Warren Rupp Observatory
- Organization: Richland Astronomical Society
- Location: Mansfield, Richland County, Ohio
- Coordinates: 40°38′16″N 82°26′11″W﻿ / ﻿40.6378°N 82.4364°W
- Website: www.wro.org

Telescopes
- Big Blue: 36-inch (910 mm) Newtonian
- Location of Warren Rupp Observatory

= Warren Rupp Observatory =

Warren Rupp Observatory is an astronomical observatory owned and operated by Richland Astronomical Society. Built in 1985, it is located on the Friendly House Hidden Hollow Camp south of Mansfield, Ohio, United States.

The telescope is one of the world's largest amateur operated telescopes. It has public observing nights on the first Saturday of every month, weather permitting.

Warren Rupp Observatory holds public education and astronomy outreach programs regardless of weather conditions on all regularly scheduled public nights. Viewing through the 36 in is only weather dependent and indoor facilities are available for programs. The Observatory is also the showpiece of the Hidden Hollow star party.

==History==

The mirror blank for the 31 in telescope was donated to the Lake Erie Astronomical Project by General Electric in 1968. The blank was originally intended for use McMath Solar Observatory on Kitt Peak, Arizona, which rejected the blank in favor of a larger mirror. Approximately 2,000 subsequent hours were spent grinding the mirror. The telescope saw first light in 1974.

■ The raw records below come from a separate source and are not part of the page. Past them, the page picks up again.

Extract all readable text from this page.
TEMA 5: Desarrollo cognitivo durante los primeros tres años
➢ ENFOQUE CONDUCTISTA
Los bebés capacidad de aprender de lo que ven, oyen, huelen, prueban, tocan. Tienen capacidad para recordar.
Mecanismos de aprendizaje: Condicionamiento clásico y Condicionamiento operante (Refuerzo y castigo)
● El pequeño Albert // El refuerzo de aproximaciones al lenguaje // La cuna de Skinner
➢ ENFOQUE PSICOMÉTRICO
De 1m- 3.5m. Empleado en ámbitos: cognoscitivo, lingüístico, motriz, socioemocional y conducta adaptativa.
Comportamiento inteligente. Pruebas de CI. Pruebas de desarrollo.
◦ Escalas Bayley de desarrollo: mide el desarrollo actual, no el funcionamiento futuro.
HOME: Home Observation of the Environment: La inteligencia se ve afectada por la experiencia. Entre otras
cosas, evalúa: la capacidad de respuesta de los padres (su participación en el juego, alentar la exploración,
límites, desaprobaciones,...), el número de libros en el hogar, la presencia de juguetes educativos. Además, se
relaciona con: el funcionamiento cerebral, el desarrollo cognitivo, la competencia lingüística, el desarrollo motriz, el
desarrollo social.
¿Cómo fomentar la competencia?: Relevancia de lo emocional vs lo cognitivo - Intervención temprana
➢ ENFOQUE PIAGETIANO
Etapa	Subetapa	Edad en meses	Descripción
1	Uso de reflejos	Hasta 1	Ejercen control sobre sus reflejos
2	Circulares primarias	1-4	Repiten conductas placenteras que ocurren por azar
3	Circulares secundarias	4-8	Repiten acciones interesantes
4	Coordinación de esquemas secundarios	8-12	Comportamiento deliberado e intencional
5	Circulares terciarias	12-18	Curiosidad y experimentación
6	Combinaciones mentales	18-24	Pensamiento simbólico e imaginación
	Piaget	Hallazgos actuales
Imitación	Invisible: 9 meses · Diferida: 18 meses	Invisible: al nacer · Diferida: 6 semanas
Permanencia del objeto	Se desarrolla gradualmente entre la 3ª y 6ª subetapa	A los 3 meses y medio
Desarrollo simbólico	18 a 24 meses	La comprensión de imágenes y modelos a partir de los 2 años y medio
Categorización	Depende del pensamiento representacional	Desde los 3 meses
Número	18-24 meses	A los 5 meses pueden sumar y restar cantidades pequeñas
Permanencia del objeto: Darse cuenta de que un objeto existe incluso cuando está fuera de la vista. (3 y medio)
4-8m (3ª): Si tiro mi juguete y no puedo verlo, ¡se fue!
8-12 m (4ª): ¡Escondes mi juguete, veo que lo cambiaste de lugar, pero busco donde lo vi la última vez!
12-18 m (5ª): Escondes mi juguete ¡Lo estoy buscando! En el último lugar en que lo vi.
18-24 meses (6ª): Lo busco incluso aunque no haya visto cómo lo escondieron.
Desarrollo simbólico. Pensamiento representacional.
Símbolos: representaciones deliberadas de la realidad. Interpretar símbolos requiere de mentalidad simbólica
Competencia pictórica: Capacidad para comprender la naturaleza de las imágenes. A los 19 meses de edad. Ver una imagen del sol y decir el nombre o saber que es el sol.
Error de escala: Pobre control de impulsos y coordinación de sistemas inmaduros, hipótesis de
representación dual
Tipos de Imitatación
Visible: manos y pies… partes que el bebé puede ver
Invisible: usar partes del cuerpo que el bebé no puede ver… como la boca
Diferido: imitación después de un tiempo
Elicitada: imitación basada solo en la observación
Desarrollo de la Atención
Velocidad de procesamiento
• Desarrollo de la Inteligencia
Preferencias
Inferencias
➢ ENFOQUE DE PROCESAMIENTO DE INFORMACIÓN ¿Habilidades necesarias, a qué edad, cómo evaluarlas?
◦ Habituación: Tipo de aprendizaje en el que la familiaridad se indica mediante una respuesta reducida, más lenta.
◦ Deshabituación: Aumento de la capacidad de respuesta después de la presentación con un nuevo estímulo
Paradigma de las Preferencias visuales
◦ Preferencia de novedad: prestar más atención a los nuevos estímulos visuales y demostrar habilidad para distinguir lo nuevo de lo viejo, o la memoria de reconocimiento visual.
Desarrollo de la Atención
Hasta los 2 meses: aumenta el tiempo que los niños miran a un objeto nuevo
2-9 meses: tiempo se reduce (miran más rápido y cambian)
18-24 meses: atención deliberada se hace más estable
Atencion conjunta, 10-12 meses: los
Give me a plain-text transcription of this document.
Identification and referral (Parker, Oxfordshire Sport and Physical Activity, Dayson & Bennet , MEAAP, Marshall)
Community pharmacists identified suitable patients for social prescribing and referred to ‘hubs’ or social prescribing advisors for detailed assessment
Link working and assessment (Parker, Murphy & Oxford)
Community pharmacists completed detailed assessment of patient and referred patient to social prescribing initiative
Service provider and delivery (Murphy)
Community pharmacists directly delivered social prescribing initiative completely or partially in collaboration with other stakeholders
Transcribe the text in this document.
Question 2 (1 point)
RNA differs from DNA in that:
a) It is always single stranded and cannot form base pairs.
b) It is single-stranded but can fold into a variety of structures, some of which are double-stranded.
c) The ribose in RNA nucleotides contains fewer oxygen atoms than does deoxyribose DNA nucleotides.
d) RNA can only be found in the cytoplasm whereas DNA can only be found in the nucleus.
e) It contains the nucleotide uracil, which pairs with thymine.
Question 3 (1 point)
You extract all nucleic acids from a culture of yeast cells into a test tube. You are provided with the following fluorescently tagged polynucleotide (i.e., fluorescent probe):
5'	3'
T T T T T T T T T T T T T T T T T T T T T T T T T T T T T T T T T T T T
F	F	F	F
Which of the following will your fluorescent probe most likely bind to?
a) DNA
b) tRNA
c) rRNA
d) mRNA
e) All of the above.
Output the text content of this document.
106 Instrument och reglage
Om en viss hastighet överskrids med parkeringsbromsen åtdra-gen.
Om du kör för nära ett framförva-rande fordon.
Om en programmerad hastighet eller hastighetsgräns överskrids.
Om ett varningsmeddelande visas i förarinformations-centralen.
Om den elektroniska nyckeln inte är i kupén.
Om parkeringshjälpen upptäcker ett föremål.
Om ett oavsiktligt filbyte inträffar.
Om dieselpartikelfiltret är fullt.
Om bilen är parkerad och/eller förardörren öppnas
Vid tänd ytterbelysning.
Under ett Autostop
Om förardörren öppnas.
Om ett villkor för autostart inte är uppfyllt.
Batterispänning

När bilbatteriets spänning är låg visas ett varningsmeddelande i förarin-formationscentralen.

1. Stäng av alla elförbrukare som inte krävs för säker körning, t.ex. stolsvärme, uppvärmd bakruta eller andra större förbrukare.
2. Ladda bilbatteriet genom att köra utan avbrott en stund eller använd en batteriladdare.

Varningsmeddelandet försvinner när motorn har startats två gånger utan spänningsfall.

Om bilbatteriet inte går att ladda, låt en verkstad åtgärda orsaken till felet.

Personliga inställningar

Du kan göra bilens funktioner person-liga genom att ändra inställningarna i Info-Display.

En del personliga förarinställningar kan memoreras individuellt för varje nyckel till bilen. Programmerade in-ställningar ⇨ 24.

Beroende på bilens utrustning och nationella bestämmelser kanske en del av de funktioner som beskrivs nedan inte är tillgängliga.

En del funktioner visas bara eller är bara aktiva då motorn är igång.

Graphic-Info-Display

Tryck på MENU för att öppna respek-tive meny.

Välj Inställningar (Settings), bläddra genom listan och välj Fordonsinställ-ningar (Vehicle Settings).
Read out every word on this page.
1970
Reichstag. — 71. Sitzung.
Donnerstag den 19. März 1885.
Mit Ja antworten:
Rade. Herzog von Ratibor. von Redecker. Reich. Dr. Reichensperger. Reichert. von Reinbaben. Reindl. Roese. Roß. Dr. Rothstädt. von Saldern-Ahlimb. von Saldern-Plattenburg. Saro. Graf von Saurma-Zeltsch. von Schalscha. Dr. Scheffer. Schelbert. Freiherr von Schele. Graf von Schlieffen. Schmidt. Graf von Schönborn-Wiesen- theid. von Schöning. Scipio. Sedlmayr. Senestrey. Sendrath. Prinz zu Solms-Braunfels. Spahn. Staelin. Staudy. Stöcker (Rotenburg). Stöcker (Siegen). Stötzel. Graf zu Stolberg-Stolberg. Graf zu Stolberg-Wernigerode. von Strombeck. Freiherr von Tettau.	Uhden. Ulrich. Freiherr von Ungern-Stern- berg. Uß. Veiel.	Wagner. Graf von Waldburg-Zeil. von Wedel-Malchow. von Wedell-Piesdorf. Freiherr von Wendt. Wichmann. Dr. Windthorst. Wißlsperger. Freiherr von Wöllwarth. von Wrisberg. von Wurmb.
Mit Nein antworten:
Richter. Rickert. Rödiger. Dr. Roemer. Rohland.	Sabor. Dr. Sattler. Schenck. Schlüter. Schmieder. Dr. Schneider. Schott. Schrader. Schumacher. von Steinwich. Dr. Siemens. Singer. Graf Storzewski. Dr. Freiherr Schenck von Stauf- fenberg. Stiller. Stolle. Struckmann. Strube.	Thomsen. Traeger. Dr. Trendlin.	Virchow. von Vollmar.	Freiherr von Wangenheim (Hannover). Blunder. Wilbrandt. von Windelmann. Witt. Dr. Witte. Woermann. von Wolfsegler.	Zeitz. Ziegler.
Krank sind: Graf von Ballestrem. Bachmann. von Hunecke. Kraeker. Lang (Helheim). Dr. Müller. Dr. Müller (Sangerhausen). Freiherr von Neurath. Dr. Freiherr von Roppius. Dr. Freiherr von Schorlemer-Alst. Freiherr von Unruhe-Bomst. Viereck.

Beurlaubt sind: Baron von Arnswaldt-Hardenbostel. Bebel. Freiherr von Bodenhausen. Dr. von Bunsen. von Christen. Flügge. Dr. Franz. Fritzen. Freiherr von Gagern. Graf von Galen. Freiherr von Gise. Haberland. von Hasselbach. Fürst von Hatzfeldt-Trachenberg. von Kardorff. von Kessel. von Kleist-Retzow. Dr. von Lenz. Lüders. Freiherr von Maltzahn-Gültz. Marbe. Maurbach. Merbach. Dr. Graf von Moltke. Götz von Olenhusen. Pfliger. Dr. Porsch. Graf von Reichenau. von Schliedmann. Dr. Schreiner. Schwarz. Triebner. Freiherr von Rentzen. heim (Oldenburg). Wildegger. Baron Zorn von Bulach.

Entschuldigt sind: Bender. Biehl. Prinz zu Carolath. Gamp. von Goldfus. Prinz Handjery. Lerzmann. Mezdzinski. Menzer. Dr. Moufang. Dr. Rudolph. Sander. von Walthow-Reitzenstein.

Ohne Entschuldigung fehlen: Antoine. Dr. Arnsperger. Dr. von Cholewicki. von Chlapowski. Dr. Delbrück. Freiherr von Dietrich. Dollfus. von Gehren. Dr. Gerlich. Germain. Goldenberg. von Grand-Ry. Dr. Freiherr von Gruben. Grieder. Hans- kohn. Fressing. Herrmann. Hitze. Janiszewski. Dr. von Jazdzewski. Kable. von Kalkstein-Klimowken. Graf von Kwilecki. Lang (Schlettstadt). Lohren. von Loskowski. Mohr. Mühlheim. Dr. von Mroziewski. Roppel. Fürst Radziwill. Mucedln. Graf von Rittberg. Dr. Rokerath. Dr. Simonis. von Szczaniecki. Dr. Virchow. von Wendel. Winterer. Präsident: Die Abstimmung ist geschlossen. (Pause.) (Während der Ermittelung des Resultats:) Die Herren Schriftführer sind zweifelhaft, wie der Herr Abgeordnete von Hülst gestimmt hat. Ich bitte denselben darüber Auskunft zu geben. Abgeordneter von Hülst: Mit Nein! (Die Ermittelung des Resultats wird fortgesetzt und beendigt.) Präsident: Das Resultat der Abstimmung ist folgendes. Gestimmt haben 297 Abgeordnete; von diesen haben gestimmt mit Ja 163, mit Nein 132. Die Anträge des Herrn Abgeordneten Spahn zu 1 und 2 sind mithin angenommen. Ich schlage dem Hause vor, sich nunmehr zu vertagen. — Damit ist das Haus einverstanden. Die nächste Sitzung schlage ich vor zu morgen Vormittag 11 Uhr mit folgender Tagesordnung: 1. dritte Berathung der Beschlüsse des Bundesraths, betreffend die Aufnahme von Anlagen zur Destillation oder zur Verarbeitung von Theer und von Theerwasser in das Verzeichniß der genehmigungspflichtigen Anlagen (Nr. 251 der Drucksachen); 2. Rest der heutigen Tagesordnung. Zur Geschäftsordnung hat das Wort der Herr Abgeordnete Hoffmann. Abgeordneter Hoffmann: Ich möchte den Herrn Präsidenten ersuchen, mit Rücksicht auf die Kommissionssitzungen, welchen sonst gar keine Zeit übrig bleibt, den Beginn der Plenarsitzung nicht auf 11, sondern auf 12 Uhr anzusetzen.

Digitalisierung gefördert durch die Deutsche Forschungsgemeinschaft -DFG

The telescope was donated to the Richland Astronomical Society in 1982 provided there would be a building to house it. The project was primarily financed by member Warren Rupp, after whom the observatory is named, and construction was completed in 1985. The completed telescope weighed over 7,500 pounds, and was an f/6.8 Newtonian.

The original mirror was damaged in 2011 when the telescope's secondary mirror fell into the 31 in primary and cracked it in half. The primary was promptly replaced with the current 36 in f/6.3 mirror, the dimensions of which were selected to fit the existing dome and mount.